Can my right hon. Friend tell us what is the effect of his statement on the reduction of £100 million in total defence costs east of Suez, referred to by the Prime Minister in his statement on 20th July?

Mr. Healey

I can assure my hon. Friend that the effect will be a healthy one.

Mr. Maxwell-Hyslop

Will the right hon. Gentleman tell the House what his reason is for believing that the future will ever become clear?

Mr. Healey

I hope that I did not suggest that the future would ever be clear—but as time proceeds, and with the natural evolution of events, it may be a little clearer that it is today.

Sir H. Harrison

Has the right hon. Gentleman made any representations to the Governments of Australia or New Zealand, who now take great responsibilities in this area, to the effect that these Gurkhas might be of help to them?

Mr. Healey

With respect, that is not a matter for us to raise with the Governments of Australia and New Zealand. If this were to be raised it would be a matter for the Government of Nepal.

Mr. Dalyell

None of us who have visited the Gurkhas in Borneo can doubt their effective service or their loyalty to this country, but are not there better ways of helping to solve the economic problems of Nepal, such as relating British economic co-operation with Nepal to under-used industrial capacity in Britain?

Mr. Healey

There are some aspects of that question which are not for me. I can assure my hon. Friend that, given the very generous resettlement grants which these Gurkhas will take back with them, the economy of Nepal will gain rather than suffer as a result of the action that we are taking.

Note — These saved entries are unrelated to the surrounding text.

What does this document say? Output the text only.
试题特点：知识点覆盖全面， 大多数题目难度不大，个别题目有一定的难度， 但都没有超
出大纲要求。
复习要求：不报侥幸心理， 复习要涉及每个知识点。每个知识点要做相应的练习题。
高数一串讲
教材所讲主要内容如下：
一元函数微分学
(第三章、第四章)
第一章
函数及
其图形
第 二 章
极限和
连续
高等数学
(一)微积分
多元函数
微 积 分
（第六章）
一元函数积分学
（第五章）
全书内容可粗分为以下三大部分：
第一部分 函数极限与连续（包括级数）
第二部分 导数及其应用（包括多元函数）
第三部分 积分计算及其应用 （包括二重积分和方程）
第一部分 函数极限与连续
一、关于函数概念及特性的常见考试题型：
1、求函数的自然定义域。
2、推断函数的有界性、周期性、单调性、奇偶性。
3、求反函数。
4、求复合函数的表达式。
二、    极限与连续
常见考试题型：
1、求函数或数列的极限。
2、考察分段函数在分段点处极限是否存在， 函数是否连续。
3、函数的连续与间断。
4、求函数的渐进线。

Following are some typical examples of the compensation payments for which redundant Gurkhas will qualify:

Gratuity Pension
£ £ per annum
Rifleman 3 years' service 87 NIL
6 years' service 237 NIL
9 years' service 360 NIL
11 years' service 200 19 12 5
16 years' service 50 22 10 0
Sergeant 6 years' service 425 NIL
9 years' service 600 NIL
11 years' service 350 27 0 0
16 years' service 200 36 0 0
W.O. II 11 years' service 415 35 2 0
16 years' service 415 39 12 0

Sir Harmar Nicholls

On a point of order, which is more a point of information, Sir. When a Minister receives permission to answer three Questions like this, it becomes tantamount to a Ministerial statement. Under these circumstances, does the Opposition Front Bench get an advance copy of what is to be said, so that pre-consideration can be given to it by my right hon. Friends?

Mr. Speaker

This is not a question for me, but a question between the two Front Benches.